The context matters because touring is the industry’s most efficient loneliness machine. It’s structured intimacy with strangers and structured distance from anyone who actually knows you. You’re surrounded every night and missing home every morning. Brickell is also quietly pushing back against the rock-and-roll script that treats solitude as a badge of artistic seriousness. Here, living alone isn’t romantic; it’s an outcome that can happen even to the "blessed", which is her sly way of saying it isn’t about merit. It’s about logistics, incentives, and the way work colonizes a life.
Subtext: she’s choosing a different definition of success, one that can’t be measured in ticket sales. The quote reads like a preemptive boundary-setting before a tour - a reminder that the job can be thrilling without becoming the organizing principle of existence. Brickell isn’t moralizing; she’s naming the trade-off and refusing to pretend it’s glamorous.
The context matters because touring is the industry’s most efficient loneliness machine. It’s structured intimacy with strangers and structured distance from anyone who actually knows you.
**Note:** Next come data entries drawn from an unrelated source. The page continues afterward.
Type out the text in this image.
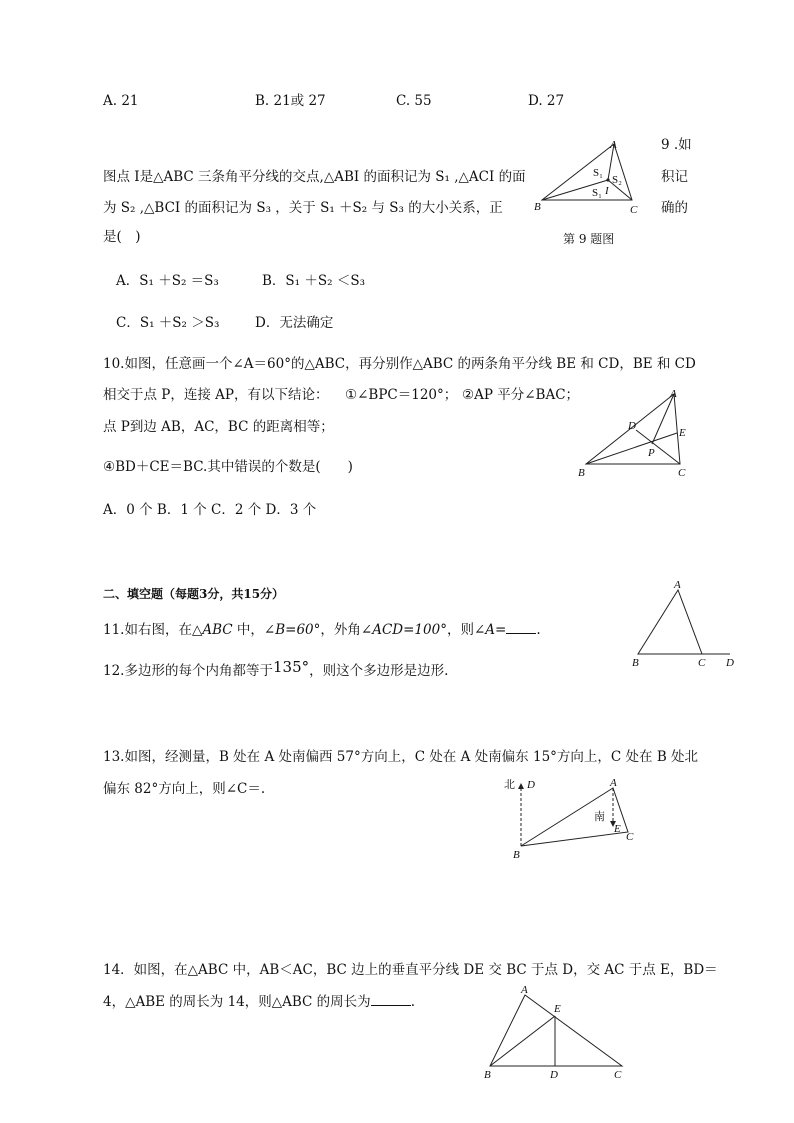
A. 21	B. 21或 27	C. 55	D. 27
9 .如
图点 I是△ABC 三条角平分线的交点,△ABI 的面积记为 S₁ ,△ACI 的面	积记
为 S₂ ,△BCI 的面积记为 S₃ ，关于 S₁ ＋S₂ 与 S₃ 的大小关系，正	确的
是(　)
A
B	C
S₁
S₂
S₁ I
第 9 题图
A．S₁ ＋S₂ ＝S₃	B．S₁ ＋S₂ ＜S₃
C．S₁ ＋S₂ ＞S₃	D．无法确定
10.如图，任意画一个∠A＝60°的△ABC，再分别作△ABC 的两条角平分线 BE 和 CD，BE 和 CD
相交于点 P，连接 AP，有以下结论： ①∠BPC＝120°； ②AP 平分∠BAC；
点 P到边 AB，AC，BC 的距离相等；
④BD＋CE＝BC.其中错误的个数是(　　)
A．0 个 B．1 个 C．2 个 D．3 个
A
D
E
P
B	C
二、填空题（每题3分，共15分）
11.如右图，在△ABC 中，∠B=60°，外角∠ACD=100°，则∠A= .
A
B	C D
12.多边形的每个内角都等于135°，则这个多边形是边形.
13.如图，经测量，B 处在 A 处南偏西 57°方向上，C 处在 A 处南偏东 15°方向上，C 处在 B 处北
偏东 82°方向上，则∠C＝.	北 D	A
南
E
C
B
14．如图，在△ABC 中，AB＜AC，BC 边上的垂直平分线 DE 交 BC 于点 D，交 AC 于点 E，BD＝
4，△ABE 的周长为 14，则△ABC 的周长为	.
A
E
B	D	C
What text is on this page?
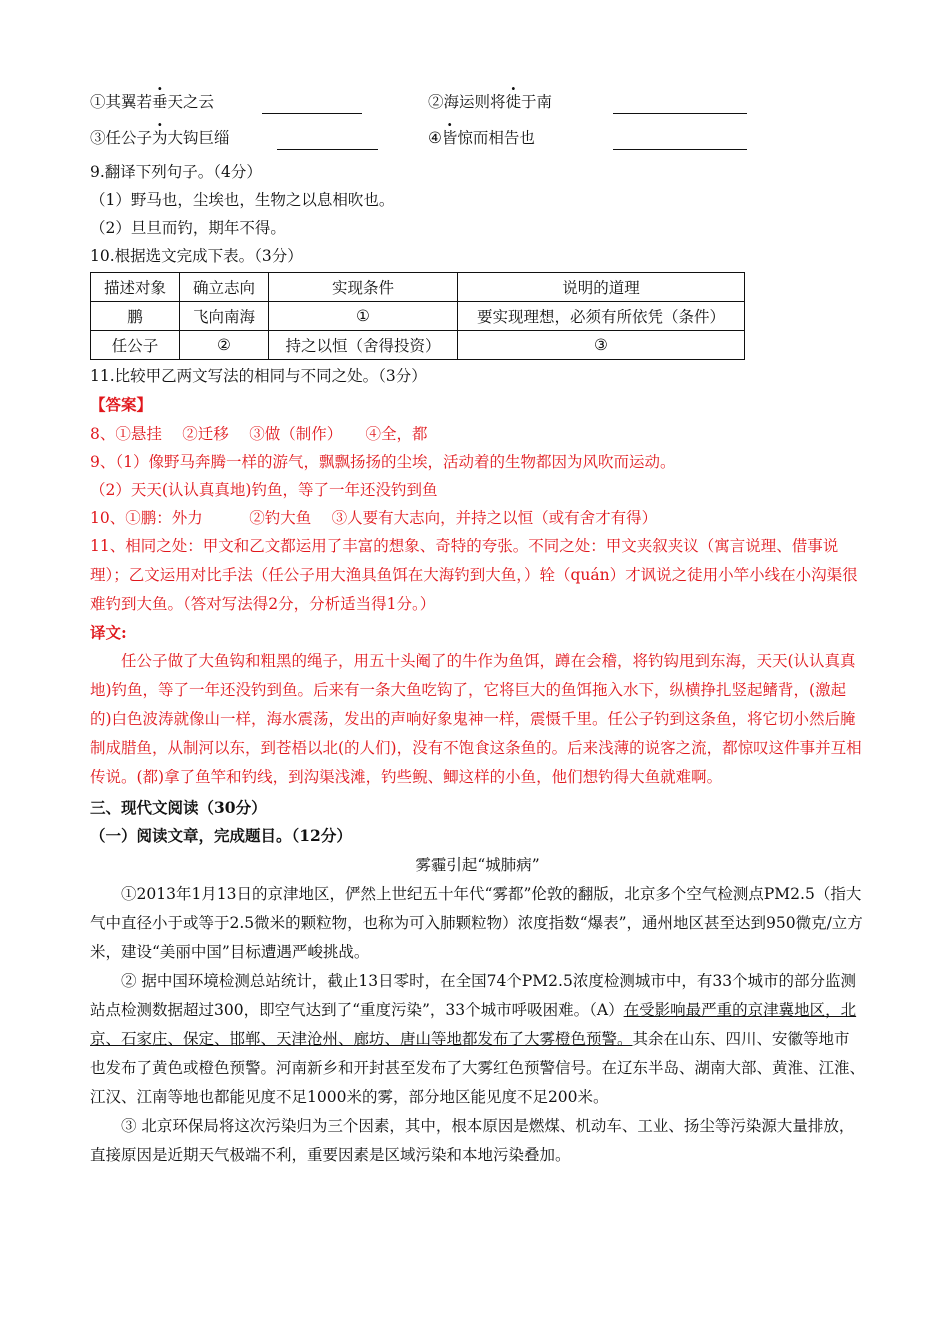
①其翼若垂天之云	②海运则将徙于南
③任公子为大钩巨缁	④皆惊而相告也
9.翻译下列句子。（4分）
（1）野马也，尘埃也，生物之以息相吹也。
（2）旦旦而钓，期年不得。
10.根据选文完成下表。（3分）
描述对象	确立志向	实现条件	说明的道理
鹏	飞向南海	①	要实现理想，必须有所依凭（条件）
任公子	②	持之以恒（舍得投资）	③
11.比较甲乙两文写法的相同与不同之处。（3分）
【答案】
8、①悬挂　 ②迁移　 ③做（制作）　　④全，都
9、（1）像野马奔腾一样的游气，飘飘扬扬的尘埃，活动着的生物都因为风吹而运动。
（2）天天(认认真真地)钓鱼，等了一年还没钓到鱼
10、①鹏：外力　　　②钓大鱼　 ③人要有大志向，并持之以恒（或有舍才有得）
11、相同之处：甲文和乙文都运用了丰富的想象、奇特的夸张。不同之处：甲文夹叙夹议（寓言说理、借事说理）；乙文运用对比手法（任公子用大渔具鱼饵在大海钓到大鱼，）辁（quán）才讽说之徒用小竿小线在小沟渠很难钓到大鱼。（答对写法得2分，分析适当得1分。）
译文:
任公子做了大鱼钩和粗黑的绳子，用五十头阉了的牛作为鱼饵，蹲在会稽，将钓钩甩到东海，天天(认认真真地)钓鱼，等了一年还没钓到鱼。后来有一条大鱼吃钩了，它将巨大的鱼饵拖入水下，纵横挣扎竖起鳍背，(激起的)白色波涛就像山一样，海水震荡，发出的声响好象鬼神一样，震慑千里。任公子钓到这条鱼，将它切小然后腌制成腊鱼，从制河以东，到苍梧以北(的人们)，没有不饱食这条鱼的。后来浅薄的说客之流，都惊叹这件事并互相传说。(都)拿了鱼竿和钓线，到沟渠浅滩，钓些鲵、鲫这样的小鱼，他们想钓得大鱼就难啊。
三、现代文阅读（30分）
（一）阅读文章，完成题目。（12分）
雾霾引起“城肺病”
①2013年1月13日的京津地区，俨然上世纪五十年代“雾都”伦敦的翻版，北京多个空气检测点PM2.5（指大气中直径小于或等于2.5微米的颗粒物，也称为可入肺颗粒物）浓度指数“爆表”，通州地区甚至达到950微克/立方米，建设“美丽中国”目标遭遇严峻挑战。
② 据中国环境检测总站统计，截止13日零时，在全国74个PM2.5浓度检测城市中，有33个城市的部分监测站点检测数据超过300，即空气达到了“重度污染”，33个城市呼吸困难。（A）在受影响最严重的京津冀地区，北京、石家庄、保定、邯郸、天津沧州、廊坊、唐山等地都发布了大雾橙色预警。其余在山东、四川、安徽等地市也发布了黄色或橙色预警。河南新乡和开封甚至发布了大雾红色预警信号。在辽东半岛、湖南大部、黄淮、江淮、江汉、江南等地也都能见度不足1000米的雾，部分地区能见度不足200米。
③ 北京环保局将这次污染归为三个因素，其中，根本原因是燃煤、机动车、工业、扬尘等污染源大量排放，直接原因是近期天气极端不利，重要因素是区域污染和本地污染叠加。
You’re surrounded every night and missing home every morning. Brickell is also quietly pushing back against the rock-and-roll script that treats solitude as a badge of artistic seriousness. Here, living alone isn’t romantic; it’s an outcome that can happen even to the "blessed", which is her sly way of saying it isn’t about merit. It’s about logistics, incentives, and the way work colonizes a life.
Subtext: she’s choosing a different definition of success, one that can’t be measured in ticket sales. The quote reads like a preemptive boundary-setting before a tour - a reminder that the job can be thrilling without becoming the organizing principle of existence. Brickell isn’t moralizing; she’s naming the trade-off and refusing to pretend it’s glamorous.